The object of the love of God in Christ in these chapters is not the lost world, but the newly forming people of God. They were the disciples of the Messiah, the future church, the community of the elect. Jesus had loved His own all along; He now showed them the full extent of His love.
With a knowledge of His coming death, His resurrection, His glory, with the task of sin-bearing on the cross, He was still preoccupied with a totally perfect, consuming full love for these disciples and those who would believe.
An Object Lesson Jesus Washes Their Feet
Doubtless, the disciples would have been happy to wash Jesus’ feet. However, they could not conceive of washing one another’s feet, since this was a task normally reserved for the lowliest of menial servants.
Jesus washing the disciples’ feet at the Last Supper is symbolic of spiritual cleansing, and a given standard of humble service. It is therefore a call to all of Jesus’ disciples to exercise humility. The foot washing was symbolic of the crucifixion, an act of God by which human beings are freed or cleansed, whether in reality, at the cross, or in symbol, the foot washing. The heart of the humble example He gave, is one that Jesus’ followers are to emulate.

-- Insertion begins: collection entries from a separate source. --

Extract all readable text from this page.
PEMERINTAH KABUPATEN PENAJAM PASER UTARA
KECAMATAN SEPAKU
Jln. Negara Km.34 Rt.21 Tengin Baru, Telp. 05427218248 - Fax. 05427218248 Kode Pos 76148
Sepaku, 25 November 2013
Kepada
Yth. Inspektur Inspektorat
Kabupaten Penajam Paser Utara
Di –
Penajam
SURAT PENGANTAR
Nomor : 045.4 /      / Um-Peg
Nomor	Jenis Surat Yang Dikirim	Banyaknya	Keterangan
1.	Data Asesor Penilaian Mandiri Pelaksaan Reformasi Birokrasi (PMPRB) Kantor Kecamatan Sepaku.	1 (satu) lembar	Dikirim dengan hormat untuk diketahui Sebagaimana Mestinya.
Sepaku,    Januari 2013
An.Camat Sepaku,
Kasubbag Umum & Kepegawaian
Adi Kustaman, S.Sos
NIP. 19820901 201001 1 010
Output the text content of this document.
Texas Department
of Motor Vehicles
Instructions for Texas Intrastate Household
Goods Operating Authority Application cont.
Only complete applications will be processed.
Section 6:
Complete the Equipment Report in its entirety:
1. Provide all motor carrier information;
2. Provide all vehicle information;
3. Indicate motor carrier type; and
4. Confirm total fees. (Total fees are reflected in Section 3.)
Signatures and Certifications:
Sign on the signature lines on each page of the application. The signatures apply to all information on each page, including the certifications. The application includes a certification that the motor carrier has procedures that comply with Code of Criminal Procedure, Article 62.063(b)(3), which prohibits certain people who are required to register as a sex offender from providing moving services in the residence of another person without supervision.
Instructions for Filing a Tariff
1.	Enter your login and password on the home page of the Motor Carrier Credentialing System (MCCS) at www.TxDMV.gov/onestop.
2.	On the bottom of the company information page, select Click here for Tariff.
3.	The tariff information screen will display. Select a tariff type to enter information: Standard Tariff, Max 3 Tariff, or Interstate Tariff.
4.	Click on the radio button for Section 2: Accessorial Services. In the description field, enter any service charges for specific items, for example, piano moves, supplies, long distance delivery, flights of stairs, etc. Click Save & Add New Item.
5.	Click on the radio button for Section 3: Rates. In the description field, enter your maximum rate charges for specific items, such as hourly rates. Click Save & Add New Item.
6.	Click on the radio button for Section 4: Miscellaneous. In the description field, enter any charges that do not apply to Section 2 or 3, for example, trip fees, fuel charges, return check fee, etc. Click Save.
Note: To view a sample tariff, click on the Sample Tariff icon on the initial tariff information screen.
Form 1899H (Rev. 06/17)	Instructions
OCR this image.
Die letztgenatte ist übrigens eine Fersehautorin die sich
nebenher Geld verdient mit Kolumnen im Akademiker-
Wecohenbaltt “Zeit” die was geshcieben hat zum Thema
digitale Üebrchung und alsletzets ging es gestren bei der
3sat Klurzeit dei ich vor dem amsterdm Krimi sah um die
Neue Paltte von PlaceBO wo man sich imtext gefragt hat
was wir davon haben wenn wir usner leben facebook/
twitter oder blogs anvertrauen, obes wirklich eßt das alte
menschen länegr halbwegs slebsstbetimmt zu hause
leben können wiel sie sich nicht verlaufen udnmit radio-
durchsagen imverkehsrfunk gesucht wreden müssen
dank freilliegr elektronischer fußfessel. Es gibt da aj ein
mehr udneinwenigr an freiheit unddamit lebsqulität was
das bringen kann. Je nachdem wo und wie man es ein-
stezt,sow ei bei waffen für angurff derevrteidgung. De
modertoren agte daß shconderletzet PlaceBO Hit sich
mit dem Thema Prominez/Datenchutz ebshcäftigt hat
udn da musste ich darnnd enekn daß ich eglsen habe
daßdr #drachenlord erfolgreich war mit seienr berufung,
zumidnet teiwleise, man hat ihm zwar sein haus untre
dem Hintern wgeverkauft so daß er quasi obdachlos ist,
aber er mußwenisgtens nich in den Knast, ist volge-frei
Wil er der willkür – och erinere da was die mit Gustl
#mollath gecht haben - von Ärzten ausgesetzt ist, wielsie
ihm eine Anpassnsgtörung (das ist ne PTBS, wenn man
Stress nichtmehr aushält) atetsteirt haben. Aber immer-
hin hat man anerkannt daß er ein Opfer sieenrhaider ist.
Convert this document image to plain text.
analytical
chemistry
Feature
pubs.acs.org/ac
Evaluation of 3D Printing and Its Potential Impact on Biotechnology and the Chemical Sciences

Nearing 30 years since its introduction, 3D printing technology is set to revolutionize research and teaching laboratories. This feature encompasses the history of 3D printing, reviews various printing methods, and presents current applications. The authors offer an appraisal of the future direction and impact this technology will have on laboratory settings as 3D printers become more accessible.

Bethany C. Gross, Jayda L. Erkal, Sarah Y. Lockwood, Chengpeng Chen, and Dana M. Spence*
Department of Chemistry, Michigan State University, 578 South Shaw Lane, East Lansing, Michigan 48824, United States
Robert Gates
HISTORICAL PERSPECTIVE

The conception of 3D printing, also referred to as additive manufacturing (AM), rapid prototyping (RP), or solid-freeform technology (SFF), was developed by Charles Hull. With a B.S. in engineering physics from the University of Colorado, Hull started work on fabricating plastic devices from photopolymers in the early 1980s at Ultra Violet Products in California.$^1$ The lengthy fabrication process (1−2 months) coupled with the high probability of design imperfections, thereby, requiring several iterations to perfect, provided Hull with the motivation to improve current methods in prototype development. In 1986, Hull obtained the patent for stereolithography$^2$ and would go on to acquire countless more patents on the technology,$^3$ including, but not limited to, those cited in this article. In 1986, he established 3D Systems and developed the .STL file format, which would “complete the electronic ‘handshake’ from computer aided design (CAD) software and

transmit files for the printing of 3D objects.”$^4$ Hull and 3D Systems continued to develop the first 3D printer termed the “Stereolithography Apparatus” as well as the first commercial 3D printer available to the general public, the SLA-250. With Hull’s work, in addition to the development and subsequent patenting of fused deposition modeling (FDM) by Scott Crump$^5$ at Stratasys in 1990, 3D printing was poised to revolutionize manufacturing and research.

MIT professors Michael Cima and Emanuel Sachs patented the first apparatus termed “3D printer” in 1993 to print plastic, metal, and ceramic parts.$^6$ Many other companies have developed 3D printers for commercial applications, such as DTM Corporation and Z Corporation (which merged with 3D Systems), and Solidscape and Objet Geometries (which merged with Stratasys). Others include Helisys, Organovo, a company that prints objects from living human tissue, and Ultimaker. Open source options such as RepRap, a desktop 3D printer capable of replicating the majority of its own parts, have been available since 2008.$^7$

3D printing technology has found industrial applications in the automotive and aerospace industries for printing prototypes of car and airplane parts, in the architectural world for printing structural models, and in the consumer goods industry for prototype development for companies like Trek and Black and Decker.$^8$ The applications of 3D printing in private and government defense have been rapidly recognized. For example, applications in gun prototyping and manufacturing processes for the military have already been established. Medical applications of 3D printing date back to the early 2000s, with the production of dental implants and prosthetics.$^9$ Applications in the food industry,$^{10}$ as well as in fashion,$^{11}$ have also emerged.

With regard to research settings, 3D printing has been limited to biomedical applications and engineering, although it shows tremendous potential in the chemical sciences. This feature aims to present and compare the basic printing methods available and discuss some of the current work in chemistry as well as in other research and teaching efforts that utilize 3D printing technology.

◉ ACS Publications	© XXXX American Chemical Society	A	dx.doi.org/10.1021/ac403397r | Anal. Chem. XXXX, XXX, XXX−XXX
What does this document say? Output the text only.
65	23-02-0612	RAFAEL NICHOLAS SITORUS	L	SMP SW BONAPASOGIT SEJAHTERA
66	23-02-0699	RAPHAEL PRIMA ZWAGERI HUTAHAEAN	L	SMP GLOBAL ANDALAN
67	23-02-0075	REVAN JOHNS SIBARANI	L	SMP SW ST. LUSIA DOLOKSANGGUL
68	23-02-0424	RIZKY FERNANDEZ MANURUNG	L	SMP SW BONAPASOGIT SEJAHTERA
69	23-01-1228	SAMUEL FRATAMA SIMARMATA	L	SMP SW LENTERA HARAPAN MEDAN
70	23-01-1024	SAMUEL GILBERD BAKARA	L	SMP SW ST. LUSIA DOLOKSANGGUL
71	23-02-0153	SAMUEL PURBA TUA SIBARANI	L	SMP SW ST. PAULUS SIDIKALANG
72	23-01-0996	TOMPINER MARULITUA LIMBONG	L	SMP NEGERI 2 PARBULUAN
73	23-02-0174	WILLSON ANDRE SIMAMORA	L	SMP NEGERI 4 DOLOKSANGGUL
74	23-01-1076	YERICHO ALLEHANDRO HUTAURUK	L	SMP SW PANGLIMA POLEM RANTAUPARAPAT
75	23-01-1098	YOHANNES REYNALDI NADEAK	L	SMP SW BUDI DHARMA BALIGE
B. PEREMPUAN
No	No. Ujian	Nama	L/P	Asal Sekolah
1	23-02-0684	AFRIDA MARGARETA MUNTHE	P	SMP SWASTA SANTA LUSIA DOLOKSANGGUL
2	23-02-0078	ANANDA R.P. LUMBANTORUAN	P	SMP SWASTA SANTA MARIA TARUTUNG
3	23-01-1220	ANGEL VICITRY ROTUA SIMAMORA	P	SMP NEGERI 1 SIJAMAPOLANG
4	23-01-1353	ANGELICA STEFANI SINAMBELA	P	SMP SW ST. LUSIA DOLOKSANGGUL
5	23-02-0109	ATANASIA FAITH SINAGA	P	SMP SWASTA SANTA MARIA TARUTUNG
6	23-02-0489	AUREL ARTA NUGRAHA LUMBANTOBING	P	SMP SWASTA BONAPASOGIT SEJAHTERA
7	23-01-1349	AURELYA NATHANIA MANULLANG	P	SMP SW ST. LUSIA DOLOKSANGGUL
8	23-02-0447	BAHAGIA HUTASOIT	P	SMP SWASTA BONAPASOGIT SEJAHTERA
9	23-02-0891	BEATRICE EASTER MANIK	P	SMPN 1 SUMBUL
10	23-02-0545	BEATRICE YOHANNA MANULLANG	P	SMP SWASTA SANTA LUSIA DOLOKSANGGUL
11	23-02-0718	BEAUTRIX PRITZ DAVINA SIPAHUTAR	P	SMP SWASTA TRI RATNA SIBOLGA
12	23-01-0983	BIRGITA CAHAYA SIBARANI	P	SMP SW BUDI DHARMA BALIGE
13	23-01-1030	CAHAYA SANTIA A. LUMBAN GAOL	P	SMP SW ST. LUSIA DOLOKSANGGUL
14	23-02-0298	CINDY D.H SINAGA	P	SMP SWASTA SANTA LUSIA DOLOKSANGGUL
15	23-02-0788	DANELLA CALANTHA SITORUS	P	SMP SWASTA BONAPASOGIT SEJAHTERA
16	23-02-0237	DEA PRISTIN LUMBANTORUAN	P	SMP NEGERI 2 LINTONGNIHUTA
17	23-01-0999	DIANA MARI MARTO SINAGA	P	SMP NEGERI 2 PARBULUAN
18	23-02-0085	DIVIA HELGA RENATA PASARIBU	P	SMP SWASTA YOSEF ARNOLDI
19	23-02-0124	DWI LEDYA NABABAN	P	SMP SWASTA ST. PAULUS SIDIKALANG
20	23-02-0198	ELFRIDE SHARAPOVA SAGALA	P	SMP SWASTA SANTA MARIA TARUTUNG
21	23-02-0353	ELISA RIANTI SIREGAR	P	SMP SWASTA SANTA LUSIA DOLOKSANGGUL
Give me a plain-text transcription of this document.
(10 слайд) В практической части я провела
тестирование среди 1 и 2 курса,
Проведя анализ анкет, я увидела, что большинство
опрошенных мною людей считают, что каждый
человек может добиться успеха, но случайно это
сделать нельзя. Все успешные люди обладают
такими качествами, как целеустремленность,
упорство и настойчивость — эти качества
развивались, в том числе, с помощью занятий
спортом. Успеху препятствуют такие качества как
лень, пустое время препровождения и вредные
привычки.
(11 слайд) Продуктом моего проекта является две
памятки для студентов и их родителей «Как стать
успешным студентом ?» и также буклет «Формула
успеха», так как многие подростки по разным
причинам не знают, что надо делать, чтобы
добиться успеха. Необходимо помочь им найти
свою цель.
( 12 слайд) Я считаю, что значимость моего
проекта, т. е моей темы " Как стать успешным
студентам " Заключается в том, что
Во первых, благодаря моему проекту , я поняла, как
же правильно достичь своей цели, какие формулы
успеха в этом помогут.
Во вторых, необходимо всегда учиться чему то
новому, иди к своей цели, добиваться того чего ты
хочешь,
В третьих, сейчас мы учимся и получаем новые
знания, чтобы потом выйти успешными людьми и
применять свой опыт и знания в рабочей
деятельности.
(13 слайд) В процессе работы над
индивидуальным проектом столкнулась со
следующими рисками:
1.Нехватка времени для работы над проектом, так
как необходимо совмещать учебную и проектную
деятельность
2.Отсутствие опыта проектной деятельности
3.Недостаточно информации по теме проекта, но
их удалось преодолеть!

Jesus’ Humility Reveals Our True Character
John 13:6 Then Jesus came to Simon Peter: and Peter said to Him, “Lord, you are not going to wash my feet.”
Peter reveals his incomprehension by these words.
At this point, they were not as concerned about others or humility. Luke 22 displays how selfish and worldly they were. There was a strife among them concerning which of them should be accounted the greatest.
John ensures that his readers will grasp just how strongly this episode attests to the loving character of Jesus. He was about to wash their feet; this included Judas Iscariot, whose treacherous plot had already been conceived.
John 13:9 Simon Peter said unto Him, “Lord, not my feet only, but also my hands and my head.”
Once the symbolism is seen, Jesus’ words are almostvinevitable: Unless I wash you, you have no part with Me. That is always true: unless the Lamb of God has taken away a person’s sin, has washed that person,
he or she can have no part with Him.
Peter objected. His objection was candid and well motivated, but totally ignorant of his Master’s course.
Jesus expects Peter to submit to the washing, in faith. Peter and the others will understand it all better, later. This does not refer to the specific foot washing, but to the passion to which the foot washing points.
The foot washing symbolizes the cleansing that is the result of Christ’s impending cross-work.
Peter does not need a full bath; the initial and fundamental cleansing that Christ provides is a once-for-all act.
The common experience of natural life has its counterpoint in spiritual existence: The person who has taken a bath and is basically clean, may nevertheless need to have his feet washed after a short walk on dusty roads, even though another bath would be superfluous. In the same way, the disciples have received the cleansing salvation, prospectively, by faith: you are clean.
When Jesus washed the disciples’ feet, He included the feet of Judas Iscariot. If this proves anything beyond the great love and forbearance of the Master, it is that no rite, even if performed by Jesus Himself, ensures spiritual cleansing. Real cleansing is effected both through Christ’s revelatory Word, and through the atoning sacrifice to which the foot washing pointed.
Jesus’ Humility Reveals Our Loyalty
John 13:12 So after He had washed their feet, and had taken His garments, and had set down again, He said to them, do you know what I have done to you? 13:15 For I have given you an example, that you should do as I have done to you.
Even when the foot washing points in various ways to spiritual cleansing based on Christ’s death, both the foot washing and His atoning death are the supreme displays of Jesus’ love for His own.
The fellowship of the cleansed—believers, that Jesus is creating is to be characterized by the same love, and same self-abnegation for the sake of serving others.
The point of the proverb voiced by Jesus’ actions here is painfully clear: no emissary has the right to think he is personally exempt from tasks that were cheerfully undertaken by the One who sent him. No slave has the right to judge any menial task beneath him after his master has already performed it. In 2018… Love! Serve!